Zimbabwe’s mining sector has no shortage of ESG commitments on paper. Companies speak glowingly of sustainability, stakeholder inclusion, environmental stewardship, and community empowerment. Yet, when the public ESG reports land, they often feel like documents prepared to satisfy investor expectations, not to reflect lived community experiences.

Chiremba explains that what’s missing is not just the reporting, it’s the actual process behind it.

“Many companies avoid the genuine processes and go straight to the report, just for compliance purposes,” he noted.

It’s not that ESG reporting itself is flawed. In fact, frameworks like the Global Reporting Initiative (GRI), one of the most widely accepted sustainability reporting models, provide a thorough, internationally respected blueprint.
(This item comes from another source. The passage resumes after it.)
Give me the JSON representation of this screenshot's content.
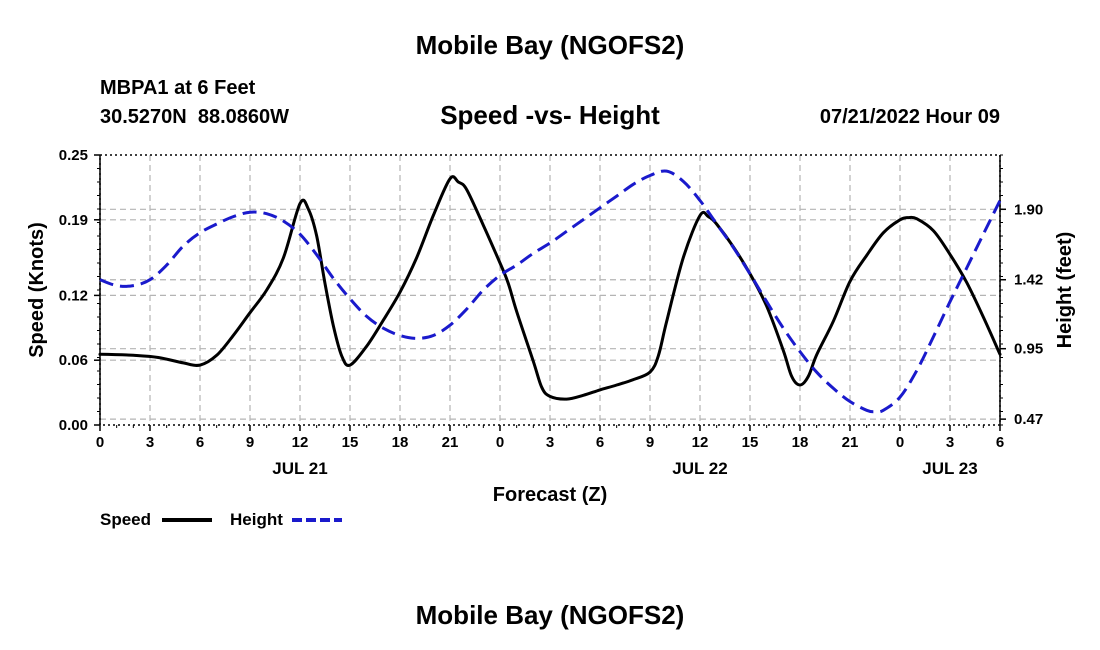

The real issue is that Zimbabwean mining companies, particularly those operating in the small-scale mining to mid-tier space, often sidestep the rigorous foundational work required to make ESG meaningful.
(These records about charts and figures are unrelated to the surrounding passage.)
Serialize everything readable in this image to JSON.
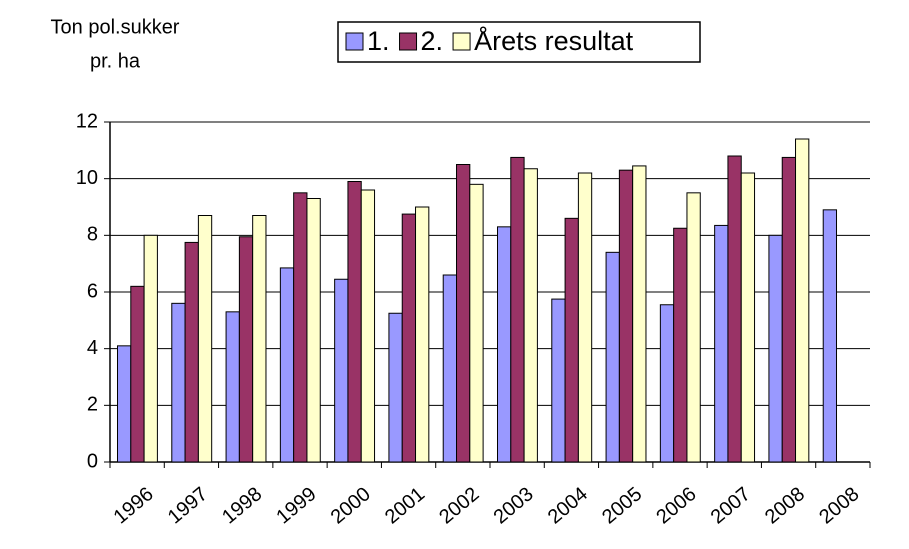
{
  "chart_data": {
    "type": "bar",
    "y_label": [
      "Ton pol.sukker",
      "pr. ha"
    ],
    "categories": [
      "1996",
      "1997",
      "1998",
      "1999",
      "2000",
      "2001",
      "2002",
      "2003",
      "2004",
      "2005",
      "2006",
      "2007",
      "2008",
      "2008"
    ],
    "series": [
      {
        "name": "1.",
        "color": "#9999ff",
        "values": [
          4.1,
          5.6,
          5.3,
          6.85,
          6.45,
          5.25,
          6.6,
          8.3,
          5.75,
          7.4,
          5.55,
          8.35,
          8.0,
          8.9
        ]
      },
      {
        "name": "2.",
        "color": "#993366",
        "values": [
          6.2,
          7.75,
          7.95,
          9.5,
          9.9,
          8.75,
          10.5,
          10.75,
          8.6,
          10.3,
          8.25,
          10.8,
          10.75,
          null
        ]
      },
      {
        "name": "Årets resultat",
        "color": "#ffffcc",
        "values": [
          8.0,
          8.7,
          8.7,
          9.3,
          9.6,
          9.0,
          9.8,
          10.35,
          10.2,
          10.45,
          9.5,
          10.2,
          11.4,
          null
        ]
      }
    ],
    "ylim": [
      0,
      12
    ],
    "yticks": [
      0,
      2,
      4,
      6,
      8,
      10,
      12
    ],
    "grid": true,
    "legend": "top"
  }
}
The Real ESG Process — What Companies Are Skipping

Chiremba laid out what proper ESG integration actually looks like, highlighting that true sustainability is not a paragraph in an annual report, it’s a living, evolving system.

The process begins at the top. “Development of governance systems is the first step,” Chiremba explained. “You need buy-in from leadership from the boardroom to shaft.”
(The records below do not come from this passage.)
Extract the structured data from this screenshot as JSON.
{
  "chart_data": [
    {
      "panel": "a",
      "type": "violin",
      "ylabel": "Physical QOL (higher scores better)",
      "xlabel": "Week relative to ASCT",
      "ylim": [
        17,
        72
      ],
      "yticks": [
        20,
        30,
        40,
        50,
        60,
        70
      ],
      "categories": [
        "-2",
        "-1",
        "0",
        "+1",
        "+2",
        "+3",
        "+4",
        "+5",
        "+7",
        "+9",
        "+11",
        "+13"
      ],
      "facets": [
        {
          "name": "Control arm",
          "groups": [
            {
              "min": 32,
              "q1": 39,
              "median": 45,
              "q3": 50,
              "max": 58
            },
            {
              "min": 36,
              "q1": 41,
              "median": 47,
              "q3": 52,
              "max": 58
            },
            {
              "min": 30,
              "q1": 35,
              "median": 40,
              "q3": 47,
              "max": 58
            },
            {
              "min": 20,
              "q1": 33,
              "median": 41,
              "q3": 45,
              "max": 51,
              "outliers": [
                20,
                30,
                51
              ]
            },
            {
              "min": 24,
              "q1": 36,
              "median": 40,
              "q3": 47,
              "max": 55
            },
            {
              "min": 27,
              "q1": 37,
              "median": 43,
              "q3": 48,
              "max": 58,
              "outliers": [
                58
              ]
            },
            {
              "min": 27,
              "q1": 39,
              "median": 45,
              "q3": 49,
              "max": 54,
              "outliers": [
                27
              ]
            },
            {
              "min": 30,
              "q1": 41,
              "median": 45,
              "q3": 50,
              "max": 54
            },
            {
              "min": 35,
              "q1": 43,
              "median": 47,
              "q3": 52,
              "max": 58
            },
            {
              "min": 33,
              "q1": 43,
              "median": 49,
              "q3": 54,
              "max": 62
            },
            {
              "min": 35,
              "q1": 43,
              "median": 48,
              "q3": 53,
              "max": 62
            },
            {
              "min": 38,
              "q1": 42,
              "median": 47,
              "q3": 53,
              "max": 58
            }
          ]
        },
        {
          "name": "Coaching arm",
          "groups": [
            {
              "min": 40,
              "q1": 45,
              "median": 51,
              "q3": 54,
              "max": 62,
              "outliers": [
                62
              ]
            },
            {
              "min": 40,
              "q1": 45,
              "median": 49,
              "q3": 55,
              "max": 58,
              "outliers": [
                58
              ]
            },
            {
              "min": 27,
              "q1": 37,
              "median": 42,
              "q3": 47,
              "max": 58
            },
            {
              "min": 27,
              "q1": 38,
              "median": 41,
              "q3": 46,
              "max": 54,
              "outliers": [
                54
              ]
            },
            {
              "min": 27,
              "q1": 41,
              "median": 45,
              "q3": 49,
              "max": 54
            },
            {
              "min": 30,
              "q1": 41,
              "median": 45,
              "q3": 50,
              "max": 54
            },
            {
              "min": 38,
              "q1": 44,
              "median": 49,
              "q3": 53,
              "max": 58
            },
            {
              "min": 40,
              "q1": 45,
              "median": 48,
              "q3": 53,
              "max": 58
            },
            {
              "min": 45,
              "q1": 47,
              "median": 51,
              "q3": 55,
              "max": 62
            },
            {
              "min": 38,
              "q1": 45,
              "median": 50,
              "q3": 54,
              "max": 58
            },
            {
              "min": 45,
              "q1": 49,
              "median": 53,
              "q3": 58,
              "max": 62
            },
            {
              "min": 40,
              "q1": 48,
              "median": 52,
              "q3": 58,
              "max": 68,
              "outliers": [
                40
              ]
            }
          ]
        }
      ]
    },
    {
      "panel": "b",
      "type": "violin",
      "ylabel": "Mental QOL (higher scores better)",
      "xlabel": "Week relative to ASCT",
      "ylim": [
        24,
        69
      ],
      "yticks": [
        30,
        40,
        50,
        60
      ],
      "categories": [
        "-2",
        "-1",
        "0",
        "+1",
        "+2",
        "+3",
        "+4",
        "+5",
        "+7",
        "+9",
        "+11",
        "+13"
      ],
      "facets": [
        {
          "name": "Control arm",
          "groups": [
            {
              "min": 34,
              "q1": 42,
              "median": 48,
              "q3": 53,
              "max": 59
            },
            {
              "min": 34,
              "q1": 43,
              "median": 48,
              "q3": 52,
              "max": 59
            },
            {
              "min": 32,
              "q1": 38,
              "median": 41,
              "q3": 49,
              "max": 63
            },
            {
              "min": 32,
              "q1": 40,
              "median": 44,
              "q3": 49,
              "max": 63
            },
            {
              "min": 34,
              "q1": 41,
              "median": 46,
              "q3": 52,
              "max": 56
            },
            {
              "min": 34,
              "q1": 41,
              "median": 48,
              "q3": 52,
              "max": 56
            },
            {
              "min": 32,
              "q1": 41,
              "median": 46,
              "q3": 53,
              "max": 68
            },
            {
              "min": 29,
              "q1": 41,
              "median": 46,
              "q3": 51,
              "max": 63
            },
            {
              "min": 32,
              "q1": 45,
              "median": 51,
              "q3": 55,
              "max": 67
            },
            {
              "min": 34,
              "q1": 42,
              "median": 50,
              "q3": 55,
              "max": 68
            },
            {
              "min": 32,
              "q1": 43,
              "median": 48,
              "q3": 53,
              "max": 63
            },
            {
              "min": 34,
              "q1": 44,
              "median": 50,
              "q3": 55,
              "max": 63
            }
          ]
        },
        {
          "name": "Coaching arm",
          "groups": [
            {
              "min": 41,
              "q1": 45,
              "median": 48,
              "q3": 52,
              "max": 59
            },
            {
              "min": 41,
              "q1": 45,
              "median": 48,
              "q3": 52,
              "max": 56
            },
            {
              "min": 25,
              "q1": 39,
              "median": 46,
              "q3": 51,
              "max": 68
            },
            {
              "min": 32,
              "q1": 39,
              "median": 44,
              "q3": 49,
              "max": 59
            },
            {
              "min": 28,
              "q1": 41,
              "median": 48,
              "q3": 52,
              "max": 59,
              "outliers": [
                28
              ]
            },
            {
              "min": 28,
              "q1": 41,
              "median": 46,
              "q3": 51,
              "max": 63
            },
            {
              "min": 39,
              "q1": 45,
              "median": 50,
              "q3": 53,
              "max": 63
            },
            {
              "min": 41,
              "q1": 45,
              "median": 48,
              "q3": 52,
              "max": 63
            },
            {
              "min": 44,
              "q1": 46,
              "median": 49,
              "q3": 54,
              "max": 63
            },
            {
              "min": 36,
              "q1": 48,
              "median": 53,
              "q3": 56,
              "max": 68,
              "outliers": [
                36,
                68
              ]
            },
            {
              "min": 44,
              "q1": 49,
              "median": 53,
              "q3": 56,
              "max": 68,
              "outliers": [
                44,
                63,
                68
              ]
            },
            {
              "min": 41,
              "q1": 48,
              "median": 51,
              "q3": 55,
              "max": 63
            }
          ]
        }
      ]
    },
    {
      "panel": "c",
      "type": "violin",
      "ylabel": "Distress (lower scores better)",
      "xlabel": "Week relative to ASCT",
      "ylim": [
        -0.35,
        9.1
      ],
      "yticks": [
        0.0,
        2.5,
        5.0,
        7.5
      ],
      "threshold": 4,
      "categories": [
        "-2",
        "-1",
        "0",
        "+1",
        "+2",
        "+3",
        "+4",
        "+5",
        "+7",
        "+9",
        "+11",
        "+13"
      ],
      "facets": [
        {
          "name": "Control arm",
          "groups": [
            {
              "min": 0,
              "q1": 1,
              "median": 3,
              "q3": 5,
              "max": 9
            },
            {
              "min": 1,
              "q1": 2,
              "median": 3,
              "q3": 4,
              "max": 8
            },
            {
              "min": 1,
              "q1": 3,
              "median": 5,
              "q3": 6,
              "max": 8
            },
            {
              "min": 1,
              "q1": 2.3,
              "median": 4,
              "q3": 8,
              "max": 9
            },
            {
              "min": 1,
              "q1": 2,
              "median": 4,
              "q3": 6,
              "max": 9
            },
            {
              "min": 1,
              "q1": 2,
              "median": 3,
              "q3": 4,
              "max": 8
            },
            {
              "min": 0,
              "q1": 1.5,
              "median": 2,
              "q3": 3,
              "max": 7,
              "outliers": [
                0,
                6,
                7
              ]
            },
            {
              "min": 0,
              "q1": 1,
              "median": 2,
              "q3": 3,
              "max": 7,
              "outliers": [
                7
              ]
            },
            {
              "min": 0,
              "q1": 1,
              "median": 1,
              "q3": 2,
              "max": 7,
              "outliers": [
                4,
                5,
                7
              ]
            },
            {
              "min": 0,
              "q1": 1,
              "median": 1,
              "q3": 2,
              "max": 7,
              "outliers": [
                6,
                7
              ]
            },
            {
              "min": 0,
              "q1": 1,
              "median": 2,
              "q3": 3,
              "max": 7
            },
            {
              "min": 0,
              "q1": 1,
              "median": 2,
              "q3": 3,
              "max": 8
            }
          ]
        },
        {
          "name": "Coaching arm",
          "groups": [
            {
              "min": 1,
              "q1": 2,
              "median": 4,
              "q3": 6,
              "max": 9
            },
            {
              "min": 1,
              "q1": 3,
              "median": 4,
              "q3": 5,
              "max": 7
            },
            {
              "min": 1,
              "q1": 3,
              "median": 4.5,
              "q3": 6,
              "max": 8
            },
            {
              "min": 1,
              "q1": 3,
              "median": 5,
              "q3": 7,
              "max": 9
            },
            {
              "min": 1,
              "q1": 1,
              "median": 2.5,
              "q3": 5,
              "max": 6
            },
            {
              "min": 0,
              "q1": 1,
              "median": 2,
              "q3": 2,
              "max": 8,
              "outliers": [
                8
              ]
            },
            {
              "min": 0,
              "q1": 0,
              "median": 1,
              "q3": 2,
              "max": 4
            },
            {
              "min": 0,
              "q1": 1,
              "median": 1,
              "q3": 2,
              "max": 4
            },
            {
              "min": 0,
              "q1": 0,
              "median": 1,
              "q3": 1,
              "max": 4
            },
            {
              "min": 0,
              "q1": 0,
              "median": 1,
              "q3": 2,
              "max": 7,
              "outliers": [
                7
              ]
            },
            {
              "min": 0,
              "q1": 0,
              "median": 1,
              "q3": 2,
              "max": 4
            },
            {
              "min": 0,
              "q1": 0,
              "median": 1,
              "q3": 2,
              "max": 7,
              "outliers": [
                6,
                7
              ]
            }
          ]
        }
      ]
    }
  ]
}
From there, a mining company must:

  • Develop an ESG strategy and goals after wide consultations with stakeholders not just investors, but host communities, regulators, employees, and civil society.

  • Conduct a materiality assessment to understand what issues matter most to each stakeholder group.

  • Undertake due diligence and comprehensive risk assessment, then craft a risk management plan that includes the community.

  • Identify value creation opportunities — turning CSR into more than a donation, but a means of sustainable economic empowerment.

  • Implement actual CSR or community development projects that go beyond window dressing.

  • Adopt a reporting framework that speaks to all material topics, not just what looks good to financiers.

  • Most importantly, continuously assess and review ESG systems, especially the relevance of material topics in collaboration with communities.

It’s a cycle of listening, acting, evaluating, and improving. That is what’s missing in most ESG efforts in Zimbabwe.

The Cost of Cosmetic ESG

When ESG is done only for compliance, communities suffer. Promises are made but not kept. Projects are launched but abandoned. And worse, host communities lose trust not just in mining companies, but in the entire governance ecosystem that is supposed to regulate them.

A mine may claim to be climate-sensitive, yet dump effluent into rivers. It may claim stakeholder engagement, yet leave local voices out of planning processes. These contradictions breed resentment and eventually, resistance.

Mining firms that skip foundational ESG processes also end up missing out on long-term value: fewer partnerships, lower investor confidence, and growing regulatory risks. In a world increasingly attuned to ESG scoring, half-measures are fast becoming liabilities.

What Zimbabwe’s Mining Sector Must Do

Chiremba’s recommendation is clear: shift from cosmetic compliance to process-driven sustainability.

Zimbabwean mining companies must treat ESG not as a hurdle to jump over but as a tool to transform how they operate. ESG should no longer be the responsibility of a lone officer tucked in some corner of the office. It should be embedded in operations, finance, human resources, health and safety, procurement, and most importantly, community relations.

Local communities should no longer be passive recipients of corporate social responsibility. They must become co-creators of sustainability strategies. They should be trained, resourced, and empowered to monitor air, water, and land use — and to hold companies accountable in real time.

If mining is to remain viable in Zimbabwe, ESG must stop being a buzzword and start being a culture.